Semanas depois, o 23° Distrito Policial enviou um manuscrito que complementaria alguns dados sobre a composição do quadro social do clube. O presidente “grevista”, Cypriano José de Oliveira, era carregador no cais do porto. Foi fiscal geral e, anos depois, em 1923, assume também a presidência da “Sociedade de Resistência dos Trabalhadores em Trapiche e Café”, cargo que exerceu forte militância no cais. Já os secretários eram funcionários dos Correios e os demais cargos ocupados por operários da Estrada de Ferro Central do Brasil e um funcionário da Escola Politécnica[7].

Outro membro que compunha o dossiê enviado era o sócio “agitador e revolucionário, Caralampio Trille, espanhol anarquista com um longo histórico de militância em seu país[8]. No Brasil, ajudou a fundar jornais libertários como “A Greve”, em 1903, e participou de várias sociedades operárias, chegando a presidir, em 1910, a Sociedade Operária Fraternidade e Progresso da Gávea[9]. Com uma diretoria potencialmente “perigosa”, cujo o desfecho certamente caminhou para uma negativa, destacamos o esforço policial em estabelecer relações que transcendem o campo da diversão. Para além da sede em um botequim, a busca por questões políticas e comportamentos considerados subversivos geraria um motivo ainda maior para esquivar-se de transgressões que pudessem ocorrer no interior desses grêmios.

Aos olhos daqueles que pregavam a “moral” e a “civilidade”, agremiações como a Sociedade Familiar Club dos Mangueiras representavam o verdadeiro perigo. Formados por um grupo de trabalhadores de baixa renda, estas pequenas sociedades, assim como seus pares, tornavam-se alvo de constantes cuidados e permanente repressão, fosse pelo extenso número de circulares e processos de concessão ou cassação de licenças para funcionamento, ou até mesmo pela infinidade de notícias nas páginas policiais dos grandes jornais da cidade[10]. No caso específico do clube citado, que tinha no movimento grevista uma preocupação clara, as autoridades policiais o tratavam ainda com mais rigor, pois reconheciam o ato como fruto da manipulação que alguns militantes anarquistas exerciam sob a maioria dos trabalhadores cariocas, buscando legitimar assim os discursos que defendiam o controle e repressão ao movimento operário e a própria greve[11]. Nesse caso, fechar os olhos aos clubes que tinham militantes em suas fileiras era legitimar um espaço de certa forma considerado por eles subversivo, um local potencializador para futuras manifestações.
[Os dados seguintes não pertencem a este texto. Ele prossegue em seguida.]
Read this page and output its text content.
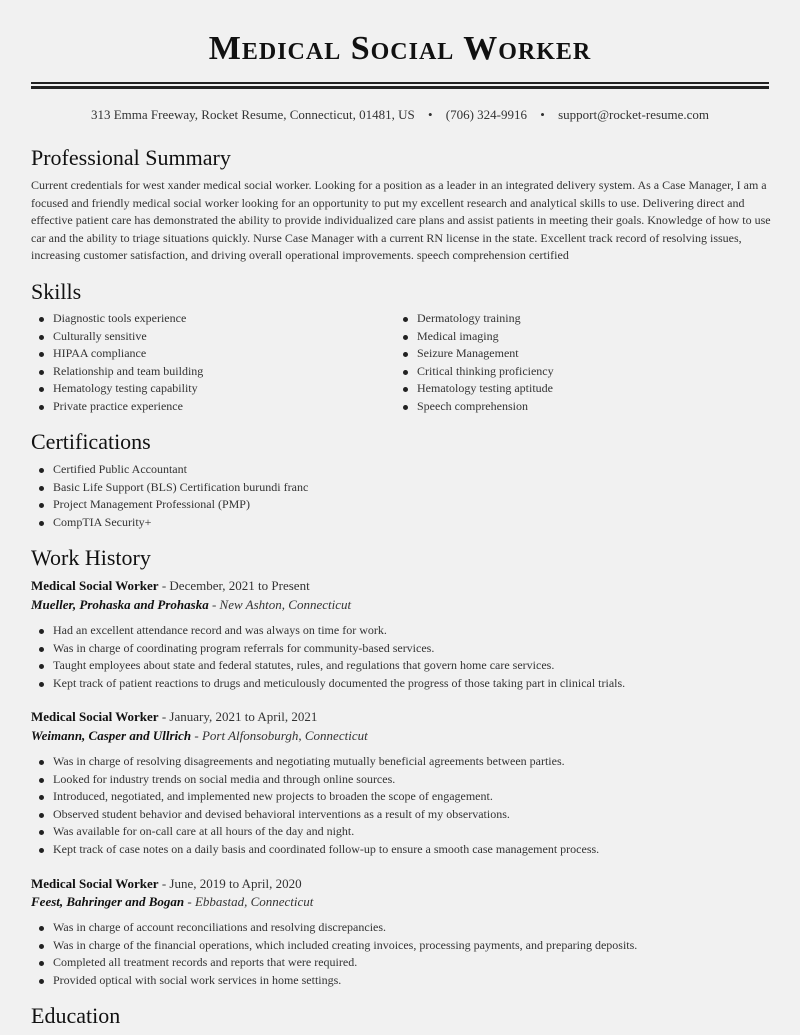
Medical Social Worker
313 Emma Freeway, Rocket Resume, Connecticut, 01481, US • (706) 324-9916 • support@rocket-resume.com
Professional Summary

Current credentials for west xander medical social worker. Looking for a position as a leader in an integrated delivery system. As a Case Manager, I am a focused and friendly medical social worker looking for an opportunity to put my excellent research and analytical skills to use. Delivering direct and effective patient care has demonstrated the ability to provide individualized care plans and assist patients in meeting their goals. Knowledge of how to use car and the ability to triage situations quickly. Nurse Case Manager with a current RN license in the state. Excellent track record of resolving issues, increasing customer satisfaction, and driving overall operational improvements. speech comprehension certified

Skills
Diagnostic tools experience
Culturally sensitive
HIPAA compliance
Relationship and team building
Hematology testing capability
Private practice experience
Dermatology training
Medical imaging
Seizure Management
Critical thinking proficiency
Hematology testing aptitude
Speech comprehension
Certifications
Certified Public Accountant
Basic Life Support (BLS) Certification burundi franc
Project Management Professional (PMP)
CompTIA Security+
Work History
Medical Social Worker - December, 2021 to Present
Mueller, Prohaska and Prohaska - New Ashton, Connecticut
Had an excellent attendance record and was always on time for work.
Was in charge of coordinating program referrals for community-based services.
Taught employees about state and federal statutes, rules, and regulations that govern home care services.
Kept track of patient reactions to drugs and meticulously documented the progress of those taking part in clinical trials.
Medical Social Worker - January, 2021 to April, 2021
Weimann, Casper and Ullrich - Port Alfonsoburgh, Connecticut
Was in charge of resolving disagreements and negotiating mutually beneficial agreements between parties.
Looked for industry trends on social media and through online sources.
Introduced, negotiated, and implemented new projects to broaden the scope of engagement.
Observed student behavior and devised behavioral interventions as a result of my observations.
Was available for on-call care at all hours of the day and night.
Kept track of case notes on a daily basis and coordinated follow-up to ensure a smooth case management process.
Medical Social Worker - June, 2019 to April, 2020
Feest, Bahringer and Bogan - Ebbastad, Connecticut
Was in charge of account reconciliations and resolving discrepancies.
Was in charge of the financial operations, which included creating invoices, processing payments, and preparing deposits.
Completed all treatment records and reports that were required.
Provided optical with social work services in home settings.
Education
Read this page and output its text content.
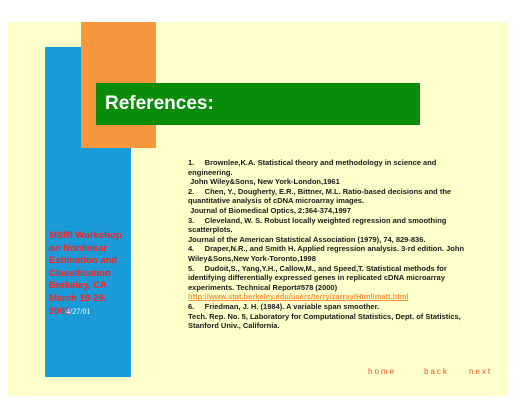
References:
MSRI Workshop
on Nonlinear
Estimation and
Classification
Berkeley, CA
March 19-29,
2001
4/27/01
1.     Brownlee,K.A. Statistical theory and methodology in science and engineering.
John Wiley&Sons, New York-London,1961
2.     Chen, Y., Dougherty, E.R., Bittner, M.L. Ratio-based decisions and the quantitative analysis of cDNA microarray images.
Journal of Biomedical Optics, 2:364-374,1997
3.     Cleveland, W. S. Robust locally weighted regression and smoothing scatterplots.
Journal of the American Statistical Association (1979), 74, 829-836.
4.     Draper,N.R., and Smith H. Applied regression analysis. 3-rd edition. John Wiley&Sons,New York-Toronto,1998
5.     Dudoit,S., Yang,Y.H., Callow,M., and Speed,T. Statistical methods for identifying differentially expressed genes in replicated cDNA microarray experiments. Technical Report#578 (2000)
http://www.stat.berkeley.edu/users/terry/zarray/Html/matt.html
6.     Friedman, J. H. (1984). A variable span smoother.
Tech. Rep. No. 5, Laboratory for Computational Statistics, Dept. of Statistics, Stanford Univ., California.
home	back	next
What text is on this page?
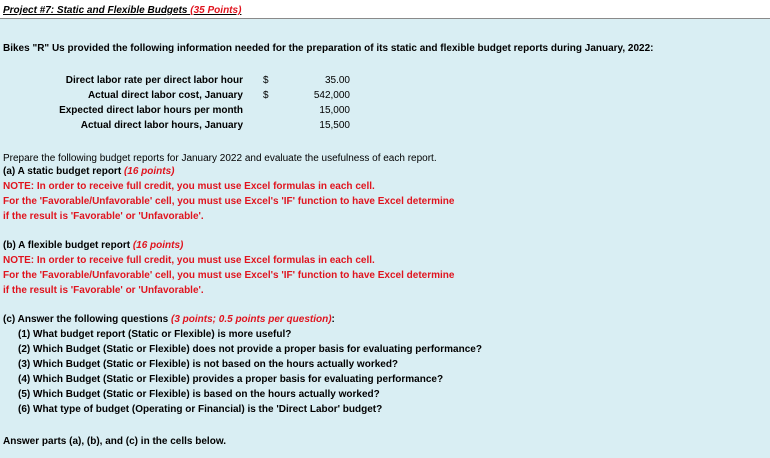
Project #7: Static and Flexible Budgets (35 Points)
Bikes "R" Us provided the following information needed for the preparation of its static and flexible budget reports during January, 2022:
Direct labor rate per direct labor hour $	35.00
Actual direct labor cost, January $	542,000
Expected direct labor hours per month	15,000
Actual direct labor hours, January	15,500
Prepare the following budget reports for January 2022 and evaluate the usefulness of each report.
(a) A static budget report (16 points)
NOTE: In order to receive full credit, you must use Excel formulas in each cell.
For the 'Favorable/Unfavorable' cell, you must use Excel's 'IF' function to have Excel determine
if the result is 'Favorable' or 'Unfavorable'.
(b) A flexible budget report (16 points)
NOTE: In order to receive full credit, you must use Excel formulas in each cell.
For the 'Favorable/Unfavorable' cell, you must use Excel's 'IF' function to have Excel determine
if the result is 'Favorable' or 'Unfavorable'.
(c) Answer the following questions (3 points; 0.5 points per question):
(1) What budget report (Static or Flexible) is more useful?
(2) Which Budget (Static or Flexible) does not provide a proper basis for evaluating performance?
(3) Which Budget (Static or Flexible) is not based on the hours actually worked?
(4) Which Budget (Static or Flexible) provides a proper basis for evaluating performance?
(5) Which Budget (Static or Flexible) is based on the hours actually worked?
(6) What type of budget (Operating or Financial) is the 'Direct Labor' budget?
Answer parts (a), (b), and (c) in the cells below.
[1] Estatutos da Sociedade Familiar Club dos Mangueiras de 1915.

[2] Pedido de Licença da Sociedade Familiar Club dos Mangueiras de 1915

[3] Ibid.

[4] Ibid.

[5] Ibid.

[6] Pedido de Licença da Sociedade Familiar Club dos Mangueiras de 1915.

[7] CUNHA, M. C. P. Ecos da folia. Uma história social do carnaval carioca entre 1880 e 1920. São Paulo: Companhia das Letras, 2001.

[8] A Época, 19 de setembro de 1913; A Época, 3 de outubro de 1913.

[9] Ibid.

[10] COSTA, M. B. C. Entre o lazer e a luta: o associativismo recreativo entre os trabalhadores fabris do Jardim Botânico (1895-1917). Dissertação (Mestrado em História Social da Cultura) – Departamento de História, Pontifícia Universidade Católica do Rio de Janeiro, Rio de Janeiro, 2014.

[11] PEREIRA, L. A. de M. E o Rio dançou. Identidades e tensões nos clubes recreativos cariocas (1912-1922). In: CUNHA, M. C. P. (org.). Carnavais e outras f(r)estas. Campinas, SP: Editora Unicamp/ Cecult, 2002, p. 419-444.